Autant de questions qui exigent des réponses et au moins l’effort de les considérer avec opiniâtreté. La place d’une discipline au sein du CNU n‘est pas acquise par arrêté ministériel. Elle se conquiert au fil des années, sur plusieurs décennies, comme le montre l’exemple des sciences de l’éducation.
Si l’intronisation n’est que le fait du Prince, alors la discipline est en danger, comme l’éphémère discipline de la criminologie avant elle, un Président de la République peut toujours défaire ce que son prédécesseur a décrété avant lui…
Vers une épistémologie des sciences infirmières
L’émergence des sciences infirmières a besoin d’une vision programmatique.

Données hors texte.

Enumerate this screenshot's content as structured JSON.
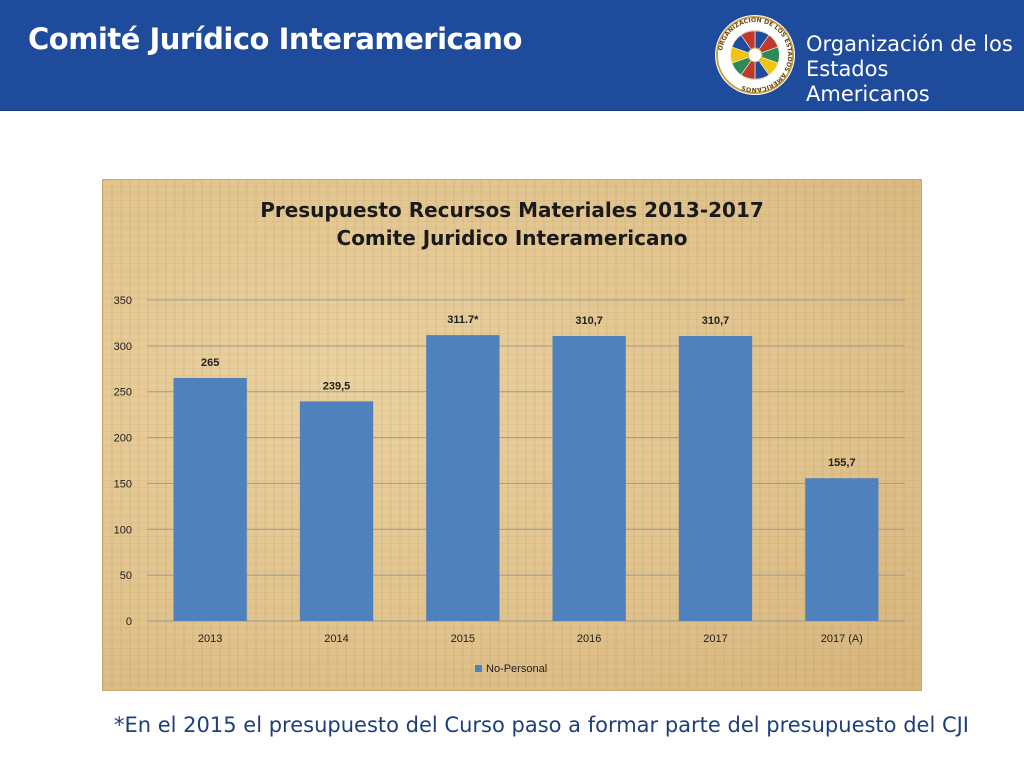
{
  "header": {
    "title": "Comité Jurídico Interamericano",
    "org_line1": "Organización de los",
    "org_line2": "Estados Americanos",
    "seal_text": "ORGANIZACION DE LOS ESTADOS AMERICANOS",
    "color": "#1f4b9c"
  },
  "footnote": "*En el 2015 el presupuesto del Curso paso a formar parte del presupuesto del CJI",
  "chart_data": {
    "type": "bar",
    "title": "Presupuesto Recursos Materiales 2013-2017",
    "subtitle": "Comite Juridico Interamericano",
    "categories": [
      "2013",
      "2014",
      "2015",
      "2016",
      "2017",
      "2017 (A)"
    ],
    "series": [
      {
        "name": "No-Personal",
        "color": "#4f81bd",
        "values": [
          265,
          239.5,
          311.7,
          310.7,
          310.7,
          155.7
        ],
        "labels": [
          "265",
          "239,5",
          "311.7*",
          "310,7",
          "310,7",
          "155,7"
        ]
      }
    ],
    "yticks": [
      0,
      50,
      100,
      150,
      200,
      250,
      300,
      350
    ],
    "ylim": [
      0,
      350
    ],
    "grid": true,
    "legend_position": "bottom"
  }
}
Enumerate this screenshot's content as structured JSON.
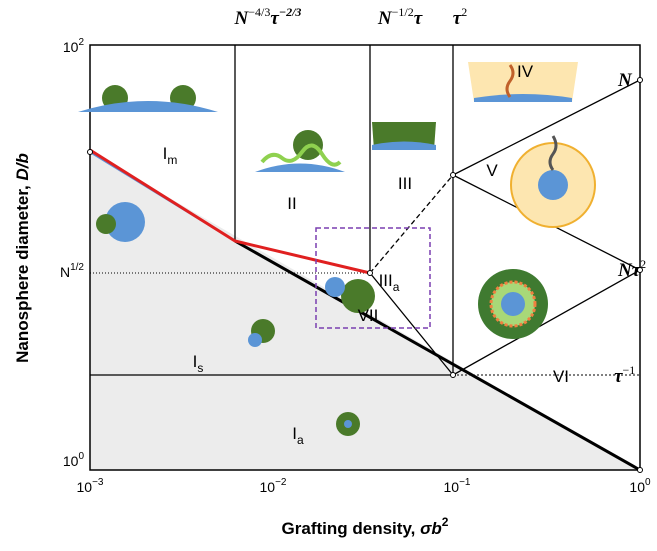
{
  "x_axis": {
    "label": "Grafting density, ",
    "label_sym": "σb",
    "label_sup": "2",
    "ticks": [
      {
        "base": "10",
        "sup": "−3"
      },
      {
        "base": "10",
        "sup": "−2"
      },
      {
        "base": "10",
        "sup": "−1"
      },
      {
        "base": "10",
        "sup": "0"
      }
    ]
  },
  "y_axis": {
    "label": "Nanosphere diameter, ",
    "label_sym": "D/b",
    "ticks": [
      {
        "base": "10",
        "sup": "2"
      },
      {
        "base": "N",
        "sup": "1/2"
      },
      {
        "base": "10",
        "sup": "0"
      }
    ]
  },
  "top_labels": [
    {
      "base": "N",
      "sup": "−4/3",
      "base2": "τ",
      "sup2": "−2/3"
    },
    {
      "base": "N",
      "sup": "−1/2",
      "base2": "τ",
      "sup2": ""
    },
    {
      "base": "τ",
      "sup": "2",
      "base2": "",
      "sup2": ""
    }
  ],
  "right_labels": [
    {
      "base": "N",
      "sup": ""
    },
    {
      "base": "Nτ",
      "sup": "2"
    },
    {
      "base": "τ",
      "sup": "−1"
    }
  ],
  "regions": [
    {
      "base": "I",
      "sub": "m"
    },
    {
      "base": "II",
      "sub": ""
    },
    {
      "base": "III",
      "sub": ""
    },
    {
      "base": "III",
      "sub": "a"
    },
    {
      "base": "VII",
      "sub": ""
    },
    {
      "base": "I",
      "sub": "s"
    },
    {
      "base": "I",
      "sub": "a"
    },
    {
      "base": "IV",
      "sub": ""
    },
    {
      "base": "V",
      "sub": ""
    },
    {
      "base": "VI",
      "sub": ""
    }
  ]
}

Les ressources conceptuelles existent et sont disponibles aujourd’hui. Ne prenons qu’un seul exemple, celui des propositions de Jean-Charles Haute « Vers un modèle théorique de la personne soignée », en 2007 : « L’approche théorique des soins infirmiers est basée sur l’idée que la personne soignée est un être différent des autres objets du réel. C’est un être construit, mais jamais fini ; c’est là ce que nous appellerons le paradigme constructiviste du savoir des soins infirmiers. La théorie qui applique ce paradigme fait appel à un ensemble de concepts tels que celui de personne soignée, de milieu. Ceux-ci sont reliés entre eux par des lois (des lois de fonctionnement). Ce sont ces concepts et ces lois qui permettent de lire le réel et de prédire l’évolution de la personne soignée ». Cette proposition peut abriter aisément d’autres « théories de soin » localisées en sciences humaines et sociales et reste suffisamment exclusive des théories biomédicales des pathologies.
Sur cette base, un programme de définition épistémologique peut voir le jour et il s’agit de réfléchir sur les quatre dimensions suivantes.
- Quelle est la syntaxe des théories en sciences infirmières ? Pour être valides, les théories et les concepts doivent présenter une structuration explicite et logique. Les théories en sciences infirmières permettent-elles de formuler les lois de la personne soignée ?
- Quels sont les champs d’application des théories en sciences infirmières ? Que permettent-elles d’’expliquer ou d’interpréter avec suffisamment de vraisemblance, sinon de vérité ? Les objets de recherche doivent être formalisés et les théories doivent être de bonne portée, suffisamment explicatives voire prédictives, des phénomènes tombant dans leur champ d’analyse. Quelles sont les relations que l’on peut établir entre les observations empiriques et les construits théoriques ?
- Existe-t-il une ou des méthodes spécifiques aux sciences infirmières ? Présentent-elles un degré de rigueur et de maitrise suffisants, comparables aux méthodes utilisées par les autres sciences ? Ces méthodes sont-elles standardisées ou sont-elles susceptibles d’évolution ? Autorisent-elles la vérification d’hypothèses isolées ou plus générales ? Comment les biais méthodologiques sont-ils contrôlés ?
- Les sciences infirmières se distinguent-elles des systèmes de pensée profanes et de sens commun ? Dans quelles conditions provoquent-elles la rupture épistémologique attendue pour se distinguer des discours d’opinions et des croyances ? La connaissance peut-elle progresser, jusqu’où et dans quelles directions ?
Les sciences infirmières ne trouveront leur validité épistémologique que lorsque les scientifiques pourront proposer, dans le dialogue avec les autres disciplines, un discours autonome portant sur les liens que les sciences infirmières peuvent construire entre leur discipline, les objets techniques et l’évolution de la société, quand elles pourront élucider les conditions d’émergence des théories et des concepts qui leur sont propre et, enfin, de nommer leur propre système de valeurs.
L’enjeu de l’émergence des sciences infirmières est d’occuper désormais toute la place qui leur revient dans un contexte plus global encore que le contexte scientifique, celui du système de soin mondialisé.